Empirical Wind-to-Energy Conversion Algorithm
Advanced Wind Prediction System
In late December 2008, RAL began a collaborative project with Xcel Energy Services, Inc. to perform research and develop technologies to improve Xcel Energy's ability to increase the amount of wind energy in their energy generation portfolio. The agreement and scope of work was designed to provide highly detailed, localized wind energy forecasts to enable Xcel Energy to more efficiently integrate electricity generated from wind into the power grid. The wind prediction technologies will help operators make critical decisions about powering down traditional coal–and natural gas–powered plants when sufficient winds are predicted, enabling the increased reliance on alternative energy while still meeting the needs of its customers. The U.S. Department of Energy's National Renewable Energy Laboratory (NREL) is also collaborating by developing algorithms to calculate the amount of energy that the turbines generate by winds blowing at various speeds for a broad spectrum of wind facilities. The wind prediction technologies have been designed to cover Xcel Energy wind farms in Colorado, Minnesota, New Mexico, Texas, and Wyoming. It is anticipated that wind energy forecasting companies in the United States and overseas may adopt the developed technologies to help utilities that need more accurate wind predictions to transition away from fossil fuels.
To generate wind energy forecasts, NCAR is incorporating observations of current atmospheric conditions from a variety of sources, including satellites, aircraft, weather radars, ground–based weather stations, and even sensors on the wind turbines. The information is utilized by three powerful NCAR–based tools:
- The Weather Research and Forecasting (WRF) computer model, which generates finely detailed simulations of future atmospheric conditions
- The Real–Time Four–Dimensional Data Assimilation System (RTFDDA), which continuously updates the simulations with the most recent observations
- The Dynamic Integrated Forecast System (DICast®), which statistically optimizes the output based on recent performance
Wind predictions are made for each wind turbine and a sophisticated post–processing algorithm converts the hub–height wind predictions into energy predictions. The energy generation values for each turbine, wind facility and connection node are provided to Xcel Energy.

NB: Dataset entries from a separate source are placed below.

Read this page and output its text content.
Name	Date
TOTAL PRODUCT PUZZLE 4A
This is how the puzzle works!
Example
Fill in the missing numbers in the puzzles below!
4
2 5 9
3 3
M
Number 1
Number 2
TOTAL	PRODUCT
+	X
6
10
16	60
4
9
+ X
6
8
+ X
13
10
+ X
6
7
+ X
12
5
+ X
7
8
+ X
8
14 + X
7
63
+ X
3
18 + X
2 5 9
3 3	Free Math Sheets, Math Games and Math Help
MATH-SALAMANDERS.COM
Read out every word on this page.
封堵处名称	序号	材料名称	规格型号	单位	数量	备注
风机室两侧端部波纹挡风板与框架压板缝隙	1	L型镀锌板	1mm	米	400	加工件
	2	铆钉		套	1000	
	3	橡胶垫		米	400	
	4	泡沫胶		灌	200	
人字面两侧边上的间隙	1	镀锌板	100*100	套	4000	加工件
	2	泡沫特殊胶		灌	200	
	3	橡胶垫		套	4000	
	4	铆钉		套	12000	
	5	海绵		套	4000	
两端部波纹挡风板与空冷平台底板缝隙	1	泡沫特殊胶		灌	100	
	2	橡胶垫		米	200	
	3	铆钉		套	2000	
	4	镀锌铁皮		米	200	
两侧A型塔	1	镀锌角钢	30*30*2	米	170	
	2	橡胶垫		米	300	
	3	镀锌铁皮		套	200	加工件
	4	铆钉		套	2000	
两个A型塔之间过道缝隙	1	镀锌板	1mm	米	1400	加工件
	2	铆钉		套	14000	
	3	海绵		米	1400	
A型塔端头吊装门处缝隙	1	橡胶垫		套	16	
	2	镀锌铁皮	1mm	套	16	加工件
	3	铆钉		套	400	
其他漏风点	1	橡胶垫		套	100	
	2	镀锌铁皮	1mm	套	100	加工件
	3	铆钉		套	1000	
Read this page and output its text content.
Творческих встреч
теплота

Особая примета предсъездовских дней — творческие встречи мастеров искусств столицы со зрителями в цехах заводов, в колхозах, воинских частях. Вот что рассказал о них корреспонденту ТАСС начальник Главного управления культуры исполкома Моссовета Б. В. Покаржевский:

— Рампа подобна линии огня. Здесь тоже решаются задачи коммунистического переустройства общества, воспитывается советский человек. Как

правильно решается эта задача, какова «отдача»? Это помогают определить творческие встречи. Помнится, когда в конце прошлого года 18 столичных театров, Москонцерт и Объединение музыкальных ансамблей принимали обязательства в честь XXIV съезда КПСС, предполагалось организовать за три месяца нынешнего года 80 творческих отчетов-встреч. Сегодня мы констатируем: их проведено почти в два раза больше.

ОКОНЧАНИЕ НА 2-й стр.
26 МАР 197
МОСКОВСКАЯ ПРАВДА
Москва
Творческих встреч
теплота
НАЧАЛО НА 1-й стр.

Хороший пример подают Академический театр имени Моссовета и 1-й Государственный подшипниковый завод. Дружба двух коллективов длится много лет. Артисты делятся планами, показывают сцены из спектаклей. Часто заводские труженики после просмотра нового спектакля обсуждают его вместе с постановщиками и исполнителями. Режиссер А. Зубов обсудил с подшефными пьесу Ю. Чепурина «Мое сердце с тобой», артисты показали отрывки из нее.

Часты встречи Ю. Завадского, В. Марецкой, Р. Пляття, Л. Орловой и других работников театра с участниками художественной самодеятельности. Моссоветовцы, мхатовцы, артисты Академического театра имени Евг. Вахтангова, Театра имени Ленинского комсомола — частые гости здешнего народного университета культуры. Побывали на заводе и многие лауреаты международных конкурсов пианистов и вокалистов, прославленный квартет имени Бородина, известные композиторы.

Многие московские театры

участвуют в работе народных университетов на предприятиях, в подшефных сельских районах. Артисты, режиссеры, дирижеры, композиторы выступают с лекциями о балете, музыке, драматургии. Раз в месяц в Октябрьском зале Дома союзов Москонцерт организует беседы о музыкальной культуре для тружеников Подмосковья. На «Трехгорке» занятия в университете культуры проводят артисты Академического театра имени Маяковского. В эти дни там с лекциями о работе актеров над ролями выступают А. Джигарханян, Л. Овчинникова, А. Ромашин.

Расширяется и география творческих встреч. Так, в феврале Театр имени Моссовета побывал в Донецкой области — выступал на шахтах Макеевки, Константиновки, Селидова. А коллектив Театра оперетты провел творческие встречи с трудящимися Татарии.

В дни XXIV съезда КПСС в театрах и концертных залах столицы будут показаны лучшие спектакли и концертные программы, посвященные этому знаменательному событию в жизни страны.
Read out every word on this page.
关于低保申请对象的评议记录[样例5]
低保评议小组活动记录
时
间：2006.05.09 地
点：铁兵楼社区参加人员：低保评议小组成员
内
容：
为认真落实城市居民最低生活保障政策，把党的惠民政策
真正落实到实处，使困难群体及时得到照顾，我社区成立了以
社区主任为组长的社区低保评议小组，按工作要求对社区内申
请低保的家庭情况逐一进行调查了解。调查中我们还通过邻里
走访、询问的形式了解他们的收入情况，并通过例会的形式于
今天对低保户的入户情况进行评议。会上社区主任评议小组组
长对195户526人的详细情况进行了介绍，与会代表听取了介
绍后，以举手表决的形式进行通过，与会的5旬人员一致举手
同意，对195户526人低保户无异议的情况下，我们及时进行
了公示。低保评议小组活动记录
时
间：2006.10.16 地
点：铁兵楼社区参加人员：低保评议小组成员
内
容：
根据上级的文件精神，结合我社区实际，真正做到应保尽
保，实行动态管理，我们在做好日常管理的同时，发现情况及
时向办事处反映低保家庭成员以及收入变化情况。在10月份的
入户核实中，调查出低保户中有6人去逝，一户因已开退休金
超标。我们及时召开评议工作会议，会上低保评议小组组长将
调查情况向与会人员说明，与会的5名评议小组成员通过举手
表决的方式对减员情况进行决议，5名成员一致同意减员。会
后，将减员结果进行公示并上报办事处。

In the first six months of the agreement, NCAR successfully developed the initial capabilities and began providing wind energy predictions. By late September 2009, all (40+) wind facilities were included. Real–time information from Xcel Energy's largest wind facilities is utilized by the wind energy system to refine the power curve calculations and tune the forecasts.
The Real–Time Four Dimensional Data Assimilation (RTFDDA) and forecasting system, that has been developed by RAL to satisfy the meteorological needs of Army test ranges, has been adapted for wind–energy prediction. RAL implemented an operational RTFDDA system over the western and central states for supporting wind–power forecasting. This system contains three modeling domains with grid sizes of 30, 10 and 3.3 km (Fig. 1). The 3.3 km domain covers the Rocky Mountains from New Mexico to Montana, the High Plains states, and most areas of the Central Plains. The system runs with a 3–hour cycle. In each cycle, it produces 27–hour forecasts for the innermost domain and 72–hour forecasts for the two coarser domains. The inner domain (3.3 km) generates output at 15–minute time steps.